Nowadays, it’s pretty much taken for granted that sports teams will spend days or even weeks preparing for a major challenge.
We can expect video analysis from both sides, players being coached individually and collectively, with a focus on creating camaraderie and building team spirit. Diet and nutrition, fitness schedules, psychology…nothing is left to chance.
Yet none of that applied 50 or 60 years ago and especially when rugby union was still an amateur pastime and the prevailing ethos was a world removed from the modern game.
Ken Scotland, one of his country’s greatest-ever performers and a man who gained 27 international caps and turned out five times for the British and Irish Lions, has just released his autobiography at the age of 84 and it highlights the disparities between the pursuit in which the full-back starred and how professionalism has transformed matters.
For instance, there is the story of him winning a newspaper’s Sports Performer of the Month award – a travelling clock – and being abruptly told by the SRU that he couldn’t accept it because, if he did, he would have “professionalised“ himself.
Then, when he moved to the Granite City with his family for work reasons, he wasn’t allowed to represent Aberdeen Grammar or Gordonians because he hadn’t gone to either school.
However, nothing illustrates the dramatic transformation between then and now than the background to Ken skippering the North and Midlands against the powerful New Zealand All Blacks in the city early in 1964.
It formed part of a massive schedule for the tourists, comprising 36 matches, with the Kiwis winning 34 of them, losing to Newport, and they were only prevented from a clean sweep in their international fixtures by defiant, dogged defence from Scotland during a 0-0 draw – the last in the sport’s history between two Tier 1 countries – at Murrayfield on January 18.
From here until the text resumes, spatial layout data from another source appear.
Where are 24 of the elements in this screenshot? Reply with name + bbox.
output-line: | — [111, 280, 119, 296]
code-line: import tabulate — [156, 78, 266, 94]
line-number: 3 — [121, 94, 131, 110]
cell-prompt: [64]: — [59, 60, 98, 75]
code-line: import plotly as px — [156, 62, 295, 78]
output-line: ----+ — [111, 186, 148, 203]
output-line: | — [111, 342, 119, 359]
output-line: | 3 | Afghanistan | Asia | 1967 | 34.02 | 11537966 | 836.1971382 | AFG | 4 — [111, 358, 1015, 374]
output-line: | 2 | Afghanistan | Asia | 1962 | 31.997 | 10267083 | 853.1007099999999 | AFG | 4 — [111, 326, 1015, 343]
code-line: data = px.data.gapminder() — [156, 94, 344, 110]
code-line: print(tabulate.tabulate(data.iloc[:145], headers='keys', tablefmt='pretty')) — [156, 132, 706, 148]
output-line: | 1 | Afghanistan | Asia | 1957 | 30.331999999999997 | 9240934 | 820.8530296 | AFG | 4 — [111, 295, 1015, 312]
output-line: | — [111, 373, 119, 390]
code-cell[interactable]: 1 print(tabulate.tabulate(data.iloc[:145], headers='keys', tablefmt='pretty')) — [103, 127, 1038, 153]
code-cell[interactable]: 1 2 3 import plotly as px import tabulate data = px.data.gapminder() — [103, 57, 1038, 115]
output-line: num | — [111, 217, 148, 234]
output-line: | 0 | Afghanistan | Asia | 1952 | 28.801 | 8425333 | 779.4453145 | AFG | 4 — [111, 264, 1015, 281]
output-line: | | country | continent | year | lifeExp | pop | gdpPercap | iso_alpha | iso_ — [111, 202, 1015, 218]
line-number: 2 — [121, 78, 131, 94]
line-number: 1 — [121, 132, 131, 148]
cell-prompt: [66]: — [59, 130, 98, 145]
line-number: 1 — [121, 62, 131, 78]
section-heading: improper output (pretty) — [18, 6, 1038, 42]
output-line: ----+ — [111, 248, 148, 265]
Just four days earlier, Ken met up with his North and Midlands colleagues for an early lunch in a local hotel, prior to the 2.15 kick-off.
And, astonishingly, it was the first time that he had ever met a few of his compatriots who were being asked to lock horns with such New Zealand legends as Wilson Whineray, Don Clarke, his brother, Ian, Earle Kirton and Chris Laidlaw.
He recalled: “To say that our preparation to play the All Blacks was amateurish would be a huge understatement. In 1959, when the Lions met a Combined Provincial XV in New Zealand, it was reputed they had been having training sessions for the previous six months.
“Whereas, in Aberdeen, I was captaining the team from stand-off and having introduced myself to several in the side whom I had never met, I attempted to lay down some basic tactics.”
That’s right, he was also carrying out the coaching duties as well as his other roles.
He added: “In the line-out, I suggested we should jump at three and five, and I turned expectantly to the two second rows to see which one preferred to jump at the front or the middle, only to be be told by one that he didn’t jump because he was a prop!
“Mike Gibb was, fortunately, big for a prop, but it meant a very busy afternoon for his colleague, the athletic Ian Wood.
“In the event, we punched well above our weight and kept the score down to a 15-3 defeat.”
The contest demonstrated how the redoubtable North and Midlands select – who featured players from Aberdeen, Dundee, Fife, Inverness and elsewhere – rose to the occasion with a heroic rearguard display which showed they would not lie down to anybody.
And, just in case you are wondering, yes that athletic lock was indeed the man who is now Sir Ian Wood, oil entrepreneur, philanthropist and trailblazer in such initiatives as Opportunity North East, who was only in his early 20s at that stage of his life.
It was another time, another place, but this new book by a player whom Rugby World described as “one of the greatest of all time” is an evocative reminder of a lost world.
Ken Scotland: The Autobiography is published by Polaris.
Scottish club rugby is already in a tough position, with diminishing playing numbers and shrinking crowds.
So the news that there will be no grassroots action until at least January puts extra pressure on those who are trying their best to boost the game and encourage future generations.
I spoke to one rugby figure on Friday who told me he doesn’t expect any club action at all this season – and he added: “Once people get out of the habit, it’s hard to win them back”
Of course, there are bigger priorities in life at the moment, but community sport was and is something to be treasured, not least in helping youngsters with mental health issues.
But, for the foreseeable future, cricket and rugby clubs from Aberdeen Grammar to Highland and Gordonians to Aberdeenshire are stuck in limbo.
And it could be a very bleak winter for many of these organisations.